Nosql Questions Medium
Sharding is a technique used in NoSQL databases to horizontally partition data across multiple servers or nodes. It involves dividing a large dataset into smaller, more manageable subsets called shards, which are then distributed across different machines in a cluster.
The purpose of sharding is to improve scalability and performance by allowing the database to handle larger amounts of data and higher workloads. By distributing the data across multiple servers, the system can handle more concurrent read and write operations, as each server only needs to handle a fraction of the total dataset.

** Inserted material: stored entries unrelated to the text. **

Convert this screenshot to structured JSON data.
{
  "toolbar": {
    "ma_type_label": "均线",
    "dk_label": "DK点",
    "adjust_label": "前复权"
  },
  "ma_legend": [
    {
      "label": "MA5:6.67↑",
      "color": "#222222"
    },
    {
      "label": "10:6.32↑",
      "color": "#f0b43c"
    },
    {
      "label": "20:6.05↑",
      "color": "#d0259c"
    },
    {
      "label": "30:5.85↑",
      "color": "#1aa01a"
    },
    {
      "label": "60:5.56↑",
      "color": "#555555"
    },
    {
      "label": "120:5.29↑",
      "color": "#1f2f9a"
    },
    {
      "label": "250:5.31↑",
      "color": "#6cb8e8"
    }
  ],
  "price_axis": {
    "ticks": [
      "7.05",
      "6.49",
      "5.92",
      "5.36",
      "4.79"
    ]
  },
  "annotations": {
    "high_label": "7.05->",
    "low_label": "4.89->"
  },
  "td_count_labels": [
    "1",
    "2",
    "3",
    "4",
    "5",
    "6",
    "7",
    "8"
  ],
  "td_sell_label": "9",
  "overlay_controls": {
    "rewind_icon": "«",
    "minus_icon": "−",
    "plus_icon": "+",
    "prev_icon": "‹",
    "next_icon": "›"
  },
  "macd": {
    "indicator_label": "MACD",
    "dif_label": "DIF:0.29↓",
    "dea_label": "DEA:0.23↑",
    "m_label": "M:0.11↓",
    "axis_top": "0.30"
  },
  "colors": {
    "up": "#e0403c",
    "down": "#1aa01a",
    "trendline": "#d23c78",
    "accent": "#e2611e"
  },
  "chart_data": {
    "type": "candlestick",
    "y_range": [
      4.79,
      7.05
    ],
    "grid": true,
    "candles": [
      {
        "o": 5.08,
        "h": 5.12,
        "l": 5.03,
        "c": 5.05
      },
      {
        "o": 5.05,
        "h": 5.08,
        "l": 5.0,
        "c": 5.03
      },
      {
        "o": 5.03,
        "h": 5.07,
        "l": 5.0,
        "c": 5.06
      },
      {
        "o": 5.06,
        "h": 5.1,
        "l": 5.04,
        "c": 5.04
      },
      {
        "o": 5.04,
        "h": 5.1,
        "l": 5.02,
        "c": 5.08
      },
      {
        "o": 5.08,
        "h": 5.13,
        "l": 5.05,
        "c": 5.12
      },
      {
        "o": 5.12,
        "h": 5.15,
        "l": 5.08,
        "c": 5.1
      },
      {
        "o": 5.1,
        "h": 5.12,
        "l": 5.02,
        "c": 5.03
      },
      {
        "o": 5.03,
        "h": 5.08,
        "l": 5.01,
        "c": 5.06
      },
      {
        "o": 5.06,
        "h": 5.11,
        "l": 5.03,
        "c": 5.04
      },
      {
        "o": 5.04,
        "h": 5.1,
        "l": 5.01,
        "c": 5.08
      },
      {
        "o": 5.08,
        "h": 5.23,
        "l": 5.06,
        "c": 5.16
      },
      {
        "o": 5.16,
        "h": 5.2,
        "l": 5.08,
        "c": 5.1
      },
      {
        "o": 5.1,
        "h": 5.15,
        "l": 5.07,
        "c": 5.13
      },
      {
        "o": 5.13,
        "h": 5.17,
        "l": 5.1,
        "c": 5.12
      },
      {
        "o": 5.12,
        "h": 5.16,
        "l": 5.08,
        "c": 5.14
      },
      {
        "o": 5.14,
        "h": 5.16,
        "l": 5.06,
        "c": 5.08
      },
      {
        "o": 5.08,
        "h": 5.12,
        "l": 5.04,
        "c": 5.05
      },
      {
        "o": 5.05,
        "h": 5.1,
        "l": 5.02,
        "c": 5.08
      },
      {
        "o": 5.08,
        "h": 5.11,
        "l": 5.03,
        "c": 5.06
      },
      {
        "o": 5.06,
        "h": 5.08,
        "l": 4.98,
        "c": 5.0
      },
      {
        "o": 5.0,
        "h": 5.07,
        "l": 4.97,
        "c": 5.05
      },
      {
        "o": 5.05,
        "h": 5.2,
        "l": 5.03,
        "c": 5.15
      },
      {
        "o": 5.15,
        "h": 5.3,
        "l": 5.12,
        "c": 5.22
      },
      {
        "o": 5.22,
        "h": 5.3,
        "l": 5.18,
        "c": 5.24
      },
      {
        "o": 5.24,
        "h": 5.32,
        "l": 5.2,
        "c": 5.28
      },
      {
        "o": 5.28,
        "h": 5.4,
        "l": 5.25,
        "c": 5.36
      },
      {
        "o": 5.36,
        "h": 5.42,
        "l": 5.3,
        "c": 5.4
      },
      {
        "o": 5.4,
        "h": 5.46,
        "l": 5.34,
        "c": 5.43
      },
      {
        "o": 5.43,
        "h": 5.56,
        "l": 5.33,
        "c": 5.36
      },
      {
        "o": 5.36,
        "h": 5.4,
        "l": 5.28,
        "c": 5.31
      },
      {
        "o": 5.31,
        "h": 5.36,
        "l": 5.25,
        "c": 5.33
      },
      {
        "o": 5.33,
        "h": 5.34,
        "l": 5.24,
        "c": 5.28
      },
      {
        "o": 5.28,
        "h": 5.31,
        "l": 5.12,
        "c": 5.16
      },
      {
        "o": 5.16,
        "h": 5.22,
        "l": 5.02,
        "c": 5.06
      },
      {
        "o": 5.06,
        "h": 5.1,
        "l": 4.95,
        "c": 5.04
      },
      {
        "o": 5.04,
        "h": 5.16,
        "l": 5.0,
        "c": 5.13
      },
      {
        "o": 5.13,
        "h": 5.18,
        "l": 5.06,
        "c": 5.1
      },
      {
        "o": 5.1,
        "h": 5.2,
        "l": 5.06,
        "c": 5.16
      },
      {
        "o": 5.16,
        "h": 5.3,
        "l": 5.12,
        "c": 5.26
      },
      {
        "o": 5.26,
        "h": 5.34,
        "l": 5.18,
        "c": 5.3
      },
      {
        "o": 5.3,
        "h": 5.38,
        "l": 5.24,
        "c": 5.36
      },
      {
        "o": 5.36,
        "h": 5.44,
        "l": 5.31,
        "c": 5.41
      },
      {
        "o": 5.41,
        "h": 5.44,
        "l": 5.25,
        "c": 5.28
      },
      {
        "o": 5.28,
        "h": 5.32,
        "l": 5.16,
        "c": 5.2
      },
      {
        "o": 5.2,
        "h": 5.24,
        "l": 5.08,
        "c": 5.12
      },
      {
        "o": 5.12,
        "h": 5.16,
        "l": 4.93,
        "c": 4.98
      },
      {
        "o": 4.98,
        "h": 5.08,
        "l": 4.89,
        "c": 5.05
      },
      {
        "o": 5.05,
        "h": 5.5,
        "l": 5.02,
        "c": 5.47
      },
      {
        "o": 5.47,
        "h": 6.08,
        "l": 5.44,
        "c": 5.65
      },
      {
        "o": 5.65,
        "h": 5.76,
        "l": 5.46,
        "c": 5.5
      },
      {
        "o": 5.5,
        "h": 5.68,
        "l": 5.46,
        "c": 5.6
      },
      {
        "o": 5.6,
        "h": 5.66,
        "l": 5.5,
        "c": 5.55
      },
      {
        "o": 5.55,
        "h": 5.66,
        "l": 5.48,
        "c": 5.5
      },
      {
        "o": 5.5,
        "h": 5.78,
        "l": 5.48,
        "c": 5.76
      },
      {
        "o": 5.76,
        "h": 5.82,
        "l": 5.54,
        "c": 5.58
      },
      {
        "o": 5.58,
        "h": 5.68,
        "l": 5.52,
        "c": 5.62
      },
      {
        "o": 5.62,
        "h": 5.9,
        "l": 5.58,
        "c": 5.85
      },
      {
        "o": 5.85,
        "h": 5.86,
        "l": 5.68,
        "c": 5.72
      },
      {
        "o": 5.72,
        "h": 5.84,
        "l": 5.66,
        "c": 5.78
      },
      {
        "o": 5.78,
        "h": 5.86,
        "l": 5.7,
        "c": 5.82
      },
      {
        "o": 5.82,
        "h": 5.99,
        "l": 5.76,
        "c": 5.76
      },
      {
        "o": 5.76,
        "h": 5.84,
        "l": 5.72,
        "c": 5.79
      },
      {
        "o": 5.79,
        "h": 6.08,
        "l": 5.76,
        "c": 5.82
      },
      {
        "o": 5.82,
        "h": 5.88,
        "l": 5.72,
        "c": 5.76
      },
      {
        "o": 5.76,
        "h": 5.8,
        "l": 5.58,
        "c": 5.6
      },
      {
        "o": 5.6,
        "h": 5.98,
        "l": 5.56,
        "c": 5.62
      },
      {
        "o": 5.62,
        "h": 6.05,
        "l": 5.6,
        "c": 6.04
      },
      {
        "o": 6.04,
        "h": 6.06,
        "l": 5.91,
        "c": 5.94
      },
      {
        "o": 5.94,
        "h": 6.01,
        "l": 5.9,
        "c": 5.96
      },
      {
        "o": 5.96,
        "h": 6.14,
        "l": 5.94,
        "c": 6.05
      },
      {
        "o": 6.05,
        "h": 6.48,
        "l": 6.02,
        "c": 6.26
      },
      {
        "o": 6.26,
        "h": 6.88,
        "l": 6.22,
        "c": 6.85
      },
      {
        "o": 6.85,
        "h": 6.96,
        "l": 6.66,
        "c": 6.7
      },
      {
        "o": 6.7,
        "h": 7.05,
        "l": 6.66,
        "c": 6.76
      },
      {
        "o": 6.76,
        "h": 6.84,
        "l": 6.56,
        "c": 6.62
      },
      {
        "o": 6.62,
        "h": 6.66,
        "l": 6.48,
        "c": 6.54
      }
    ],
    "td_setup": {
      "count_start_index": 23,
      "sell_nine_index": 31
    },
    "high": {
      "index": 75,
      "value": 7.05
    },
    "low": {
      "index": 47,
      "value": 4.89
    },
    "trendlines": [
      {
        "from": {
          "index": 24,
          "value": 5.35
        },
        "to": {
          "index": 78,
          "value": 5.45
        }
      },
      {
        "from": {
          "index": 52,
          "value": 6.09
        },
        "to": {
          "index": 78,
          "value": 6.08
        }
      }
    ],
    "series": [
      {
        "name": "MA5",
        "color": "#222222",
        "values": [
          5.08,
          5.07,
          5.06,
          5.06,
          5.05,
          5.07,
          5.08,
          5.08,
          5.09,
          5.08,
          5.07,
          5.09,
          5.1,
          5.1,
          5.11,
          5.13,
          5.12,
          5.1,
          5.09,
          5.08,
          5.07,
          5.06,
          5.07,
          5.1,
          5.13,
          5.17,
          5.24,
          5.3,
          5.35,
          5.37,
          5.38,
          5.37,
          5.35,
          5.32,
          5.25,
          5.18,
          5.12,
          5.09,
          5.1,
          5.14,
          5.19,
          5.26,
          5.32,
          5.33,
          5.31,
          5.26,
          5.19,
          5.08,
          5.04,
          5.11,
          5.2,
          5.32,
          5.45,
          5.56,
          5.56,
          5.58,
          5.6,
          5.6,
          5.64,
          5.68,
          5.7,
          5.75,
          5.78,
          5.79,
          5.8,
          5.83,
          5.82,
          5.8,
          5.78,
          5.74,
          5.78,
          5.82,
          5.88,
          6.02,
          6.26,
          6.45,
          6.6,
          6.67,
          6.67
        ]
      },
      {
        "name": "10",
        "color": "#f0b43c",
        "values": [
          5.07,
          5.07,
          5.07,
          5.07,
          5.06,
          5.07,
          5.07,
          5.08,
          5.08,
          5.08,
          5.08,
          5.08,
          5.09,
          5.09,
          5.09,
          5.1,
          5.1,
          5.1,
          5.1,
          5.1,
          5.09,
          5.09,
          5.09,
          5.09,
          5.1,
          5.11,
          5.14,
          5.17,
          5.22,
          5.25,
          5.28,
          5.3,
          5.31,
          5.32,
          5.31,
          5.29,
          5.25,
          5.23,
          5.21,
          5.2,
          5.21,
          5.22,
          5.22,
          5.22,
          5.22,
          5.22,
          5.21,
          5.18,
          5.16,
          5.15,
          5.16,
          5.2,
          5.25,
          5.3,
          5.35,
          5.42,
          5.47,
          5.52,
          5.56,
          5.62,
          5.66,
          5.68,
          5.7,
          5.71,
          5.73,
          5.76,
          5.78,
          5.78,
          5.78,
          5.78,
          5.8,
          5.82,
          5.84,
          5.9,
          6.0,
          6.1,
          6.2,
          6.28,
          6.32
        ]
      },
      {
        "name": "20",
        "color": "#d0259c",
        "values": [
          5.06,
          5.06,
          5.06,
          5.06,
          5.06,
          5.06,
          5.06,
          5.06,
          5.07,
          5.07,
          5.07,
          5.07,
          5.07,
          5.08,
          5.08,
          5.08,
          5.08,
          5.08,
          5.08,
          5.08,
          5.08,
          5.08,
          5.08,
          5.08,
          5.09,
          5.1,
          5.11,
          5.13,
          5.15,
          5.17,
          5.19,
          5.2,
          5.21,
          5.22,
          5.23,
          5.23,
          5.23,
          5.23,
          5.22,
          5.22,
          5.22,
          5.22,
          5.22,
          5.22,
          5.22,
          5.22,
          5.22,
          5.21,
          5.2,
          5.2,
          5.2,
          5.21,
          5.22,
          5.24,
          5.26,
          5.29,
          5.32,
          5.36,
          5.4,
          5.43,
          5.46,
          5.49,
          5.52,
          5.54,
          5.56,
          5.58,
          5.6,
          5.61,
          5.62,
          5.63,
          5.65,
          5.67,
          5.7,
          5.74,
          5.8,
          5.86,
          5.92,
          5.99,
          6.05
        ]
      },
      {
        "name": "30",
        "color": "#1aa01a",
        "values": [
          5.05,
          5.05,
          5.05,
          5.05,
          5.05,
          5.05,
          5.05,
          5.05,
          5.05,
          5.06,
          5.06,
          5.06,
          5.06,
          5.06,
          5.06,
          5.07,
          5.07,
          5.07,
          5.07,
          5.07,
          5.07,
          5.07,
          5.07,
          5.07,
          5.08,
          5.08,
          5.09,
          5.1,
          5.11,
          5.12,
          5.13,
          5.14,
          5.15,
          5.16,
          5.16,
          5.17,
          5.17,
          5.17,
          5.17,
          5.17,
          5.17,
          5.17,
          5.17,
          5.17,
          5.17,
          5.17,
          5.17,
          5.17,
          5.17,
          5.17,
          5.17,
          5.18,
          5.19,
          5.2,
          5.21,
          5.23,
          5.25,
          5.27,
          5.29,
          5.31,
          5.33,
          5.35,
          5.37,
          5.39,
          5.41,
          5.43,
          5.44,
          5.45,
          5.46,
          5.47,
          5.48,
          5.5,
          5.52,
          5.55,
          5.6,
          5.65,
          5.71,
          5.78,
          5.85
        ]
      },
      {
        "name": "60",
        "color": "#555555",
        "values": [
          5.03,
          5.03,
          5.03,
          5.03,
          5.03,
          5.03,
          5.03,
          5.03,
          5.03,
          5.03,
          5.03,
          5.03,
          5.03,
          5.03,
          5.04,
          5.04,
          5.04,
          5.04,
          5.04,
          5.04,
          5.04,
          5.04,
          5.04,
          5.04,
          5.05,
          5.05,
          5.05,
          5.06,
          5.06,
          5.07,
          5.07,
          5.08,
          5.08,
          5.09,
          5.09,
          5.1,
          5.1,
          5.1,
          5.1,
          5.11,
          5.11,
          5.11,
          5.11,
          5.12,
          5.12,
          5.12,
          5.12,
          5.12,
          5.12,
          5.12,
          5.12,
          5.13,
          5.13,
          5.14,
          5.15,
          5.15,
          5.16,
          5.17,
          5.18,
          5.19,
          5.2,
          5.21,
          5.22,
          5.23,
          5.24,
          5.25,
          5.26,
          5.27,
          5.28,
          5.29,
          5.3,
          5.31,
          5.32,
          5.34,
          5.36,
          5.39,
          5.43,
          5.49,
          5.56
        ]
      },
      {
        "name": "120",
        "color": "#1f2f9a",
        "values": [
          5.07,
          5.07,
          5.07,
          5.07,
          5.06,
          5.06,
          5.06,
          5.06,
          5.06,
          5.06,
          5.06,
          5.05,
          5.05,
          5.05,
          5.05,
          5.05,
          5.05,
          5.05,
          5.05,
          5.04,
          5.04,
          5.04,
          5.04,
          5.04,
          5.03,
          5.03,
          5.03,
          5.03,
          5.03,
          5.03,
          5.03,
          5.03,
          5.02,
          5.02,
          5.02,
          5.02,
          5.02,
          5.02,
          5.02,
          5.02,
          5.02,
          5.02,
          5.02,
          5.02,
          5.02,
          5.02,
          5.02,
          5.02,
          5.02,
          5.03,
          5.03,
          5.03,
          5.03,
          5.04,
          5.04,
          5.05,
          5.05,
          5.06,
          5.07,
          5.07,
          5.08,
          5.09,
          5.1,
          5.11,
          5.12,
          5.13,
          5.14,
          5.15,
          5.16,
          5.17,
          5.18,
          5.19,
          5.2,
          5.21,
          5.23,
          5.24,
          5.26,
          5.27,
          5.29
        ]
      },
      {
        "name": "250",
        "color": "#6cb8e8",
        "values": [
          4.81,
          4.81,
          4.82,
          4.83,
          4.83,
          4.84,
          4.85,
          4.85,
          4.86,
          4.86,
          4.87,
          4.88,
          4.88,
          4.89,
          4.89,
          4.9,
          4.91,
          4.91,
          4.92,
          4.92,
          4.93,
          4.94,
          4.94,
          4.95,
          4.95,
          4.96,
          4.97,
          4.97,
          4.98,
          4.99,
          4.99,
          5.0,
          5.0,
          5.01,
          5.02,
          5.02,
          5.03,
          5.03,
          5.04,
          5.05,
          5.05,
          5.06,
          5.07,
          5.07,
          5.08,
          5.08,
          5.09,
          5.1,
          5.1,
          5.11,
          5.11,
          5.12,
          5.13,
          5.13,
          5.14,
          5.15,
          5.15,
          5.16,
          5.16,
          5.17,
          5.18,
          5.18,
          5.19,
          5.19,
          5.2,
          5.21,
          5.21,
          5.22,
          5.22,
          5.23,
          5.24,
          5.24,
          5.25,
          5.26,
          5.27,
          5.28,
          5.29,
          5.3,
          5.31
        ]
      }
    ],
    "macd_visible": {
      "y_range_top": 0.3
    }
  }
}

When sharding is implemented in a NoSQL database, a shard key is defined to determine how the data is partitioned. The shard key is typically a field or attribute in the data that is used to determine which shard a particular piece of data belongs to. The shard key is chosen carefully to ensure an even distribution of data across the shards, avoiding hotspots or imbalances.
When a client application wants to access data from a sharded NoSQL database, it first sends a request to a coordinator node, which acts as a gateway to the shards. The coordinator node determines which shard or shards contain the requested data based on the shard key. It then forwards the request to the appropriate shard(s) to retrieve the data.
Once the data is retrieved from the shards, the coordinator node may need to merge or aggregate the results before sending them back to the client. This coordination and aggregation process adds some overhead, but it allows the system to provide a unified view of the data across multiple shards.
Sharding in NoSQL databases offers several benefits, including improved scalability, fault tolerance, and performance. It allows the system to handle larger datasets and higher workloads by distributing the data across multiple servers. Additionally, sharding provides fault tolerance as the failure of one shard or server does not result in the loss of the entire dataset.